Data stored in public clouds can be compromised as a result of failures in a provider’s security technology or its operational security practices, and this is a major risk in a multi-tenanted system where business competitors share the same IT infrastructure. If you have internal policies for information governance that encompasses security then you must ensure that your cloud provider takes security as seriously as your business – some key security questions are provided below. And it is important to be aware that you are responsible for keeping your confidential customer data safe, not your cloud provider!
Security technology failures
An example of a security technology failure in a public cloud was the bug found in Google Docs (a Software as a Service system) in March 2009 that led to a small percentage of documents being inadvertently shared with unauthorized users (Mazzon, 2009). But the fact that, at the time of writing, it was difficult to find any other significant examples, despite the large number of cloud computing providers and media attention, speaks volumes. It is in the interest of these providers to secure their systems, and they typically have far more resources to devote to the problem than their customers.
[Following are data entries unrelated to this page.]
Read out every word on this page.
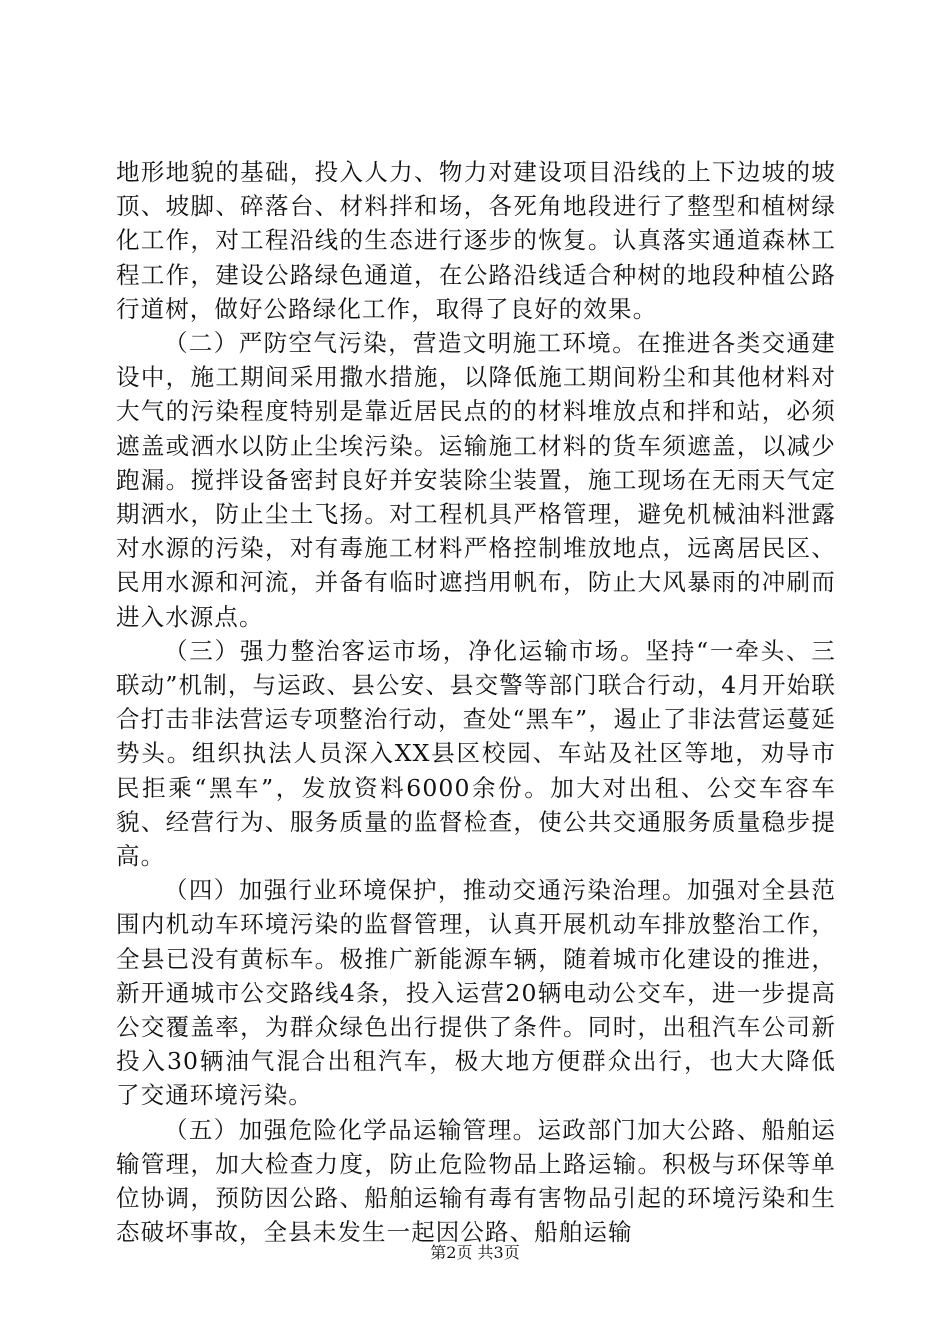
地形地貌的基础，投入人力、物力对建设项目沿线的上下边坡的坡顶、坡脚、碎落台、材料拌和场，各死角地段进行了整型和植树绿化工作，对工程沿线的生态进行逐步的恢复。认真落实通道森林工程工作，建设公路绿色通道，在公路沿线适合种树的地段种植公路行道树，做好公路绿化工作，取得了良好的效果。

（二）严防空气污染，营造文明施工环境。在推进各类交通建设中，施工期间采用撒水措施，以降低施工期间粉尘和其他材料对大气的污染程度特别是靠近居民点的的材料堆放点和拌和站，必须遮盖或洒水以防止尘埃污染。运输施工材料的货车须遮盖，以减少跑漏。搅拌设备密封良好并安装除尘装置，施工现场在无雨天气定期洒水，防止尘土飞扬。对工程机具严格管理，避免机械油料泄露对水源的污染，对有毒施工材料严格控制堆放地点，远离居民区、民用水源和河流，并备有临时遮挡用帆布，防止大风暴雨的冲刷而进入水源点。

（三）强力整治客运市场，净化运输市场。坚持“一牵头、三联动”机制，与运政、县公安、县交警等部门联合行动，4月开始联合打击非法营运专项整治行动，查处“黑车”，遏止了非法营运蔓延势头。组织执法人员深入XX县区校园、车站及社区等地，劝导市民拒乘“黑车”，发放资料6000余份。加大对出租、公交车容车貌、经营行为、服务质量的监督检查，使公共交通服务质量稳步提高。

（四）加强行业环境保护，推动交通污染治理。加强对全县范围内机动车环境污染的监督管理，认真开展机动车排放整治工作，全县已没有黄标车。极推广新能源车辆，随着城市化建设的推进，新开通城市公交路线4条，投入运营20辆电动公交车，进一步提高公交覆盖率，为群众绿色出行提供了条件。同时，出租汽车公司新投入30辆油气混合出租汽车，极大地方便群众出行，也大大降低了交通环境污染。

（五）加强危险化学品运输管理。运政部门加大公路、船舶运输管理，加大检查力度，防止危险物品上路运输。积极与环保等单位协调，预防因公路、船舶运输有毒有害物品引起的环境污染和生态破坏事故，全县未发生一起因公路、船舶运输

第2页 共3页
Operational security failures
An example of an operational security failure in another Software as a Service system was the Twitter hack of January 2009 where a hacker gained access to system support tools and took temporary control of the Twitter user accounts of President Barack Obama, among others (Twitter, 2009). In the Twitter example the hacker allegedly took advantage of a weak password on a support user account to gain access (Zetter, 2009). Again it is difficult to find further examples, and it is unlikely that providers of more business-critical cloud-based systems would be so careless in their use of passwords. But cloud providers are well aware that the most common fear about cloud computing, particularly in public clouds, is over security and a number of them have joined forces to form the Cloud Security Alliance, a non-profit organization that promotes best practices and provides comprehensive (and free) cloud security guidance documents at http://
Key security questions
Chapter 5 provides further guidance on choosing suppliers, but here are some key questions to ask them about the security of their systems with regards to their technologies and operations:
- Are security tests an integral part of their software development cycle?
- Are security issues specifically addressed in technical training programmes?
- Are non-technical employees made aware of security issues when they are trained?
- Are third-party security audits performed, and, if so, by whom, how thorough and how often?
- What operational policies and controls are in place, what do they cover and are they assessed by third parties?